The Avengers –I have fonder memories of this comic-book movie than those of The Amazing Spider-Man (which had its own arcane charms) and The Dark Knight Rises (which had Marion Cotillard). Mostly, I just thought, pound for metallic pound, this had more antic energy being pumped into our collective foreheads. I also think it’s unfortunate that Mark Ruffalo’s shrewd, incisive performance as Bruce Banner, The Hulk’s alter-ego (or, to be more clinically accurate, super-ego), is destined to be overlooked for awards because of all the popcorn butter sticking to its surroundings. His quietly magnetic evocation of a lost intellectual struggling to contain his bone-deep fury stole the movie from all the buff physiques surrounding him. Somehow with all the other super-heroes and double-dealing villains looking either too anachronistic or too sleek, Ruffalo’s tweedy-but-wary reticence seems more above and beyond its immediate environment.
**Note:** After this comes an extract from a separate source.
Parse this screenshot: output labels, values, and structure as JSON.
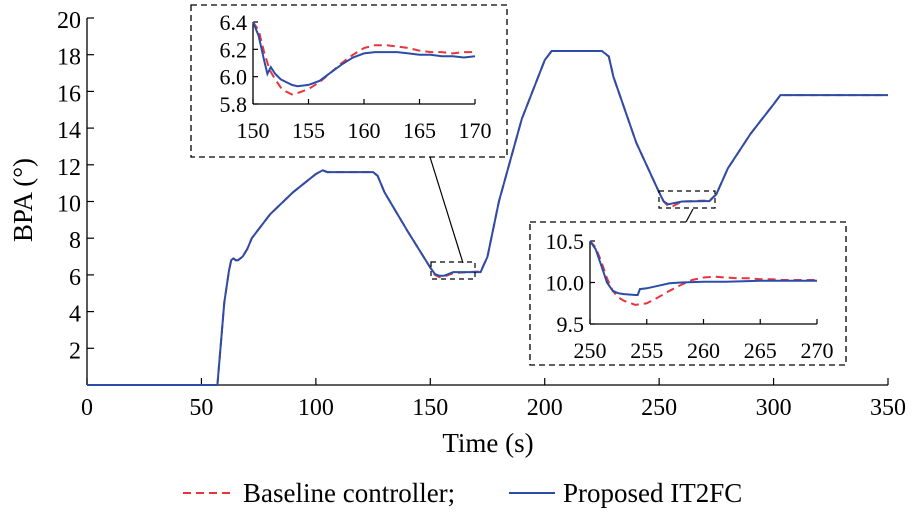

He’s almost too good for the movie he’s in – and yet the movie would be even more disposable without him.
Robot and Frank – If Looper’s science-fictional premise seemed to skeptics custom-made for hour-long television, then Robot and Frank’s could fit into an installment of a half-hour series comprising unsold sitcom pilots. (I mean this as a compliment, because I grew up as a fan of those old summer anthologies — or of what Robert Klein once swept beneath the rubric, “Failure Theater.”) It’s a small, decorous movie that maybe needed to sublet some of Looper’s or, for that matter, The Avengers’ insurgent energy so it could leave deeper resonances. Frank Langella plugs up the more fallow aspects of this story with a beautifully enacted portrayal of a retired second-story man with creeping dementia who bonds with a talking appliance. You come away remembering him – and carrying at least one cutting irony: That an old man with an active grudge against a billionaire seeking to replace the printed page with all-digital texts uses artificial intelligence to carry out his vengeance. Those of us who roughly share a certain age might leave this movie wondering how much time we have left to pull off our own capers against a future we didn’t ask for – which constitutes as much heft as this lighter-than-air movie can take.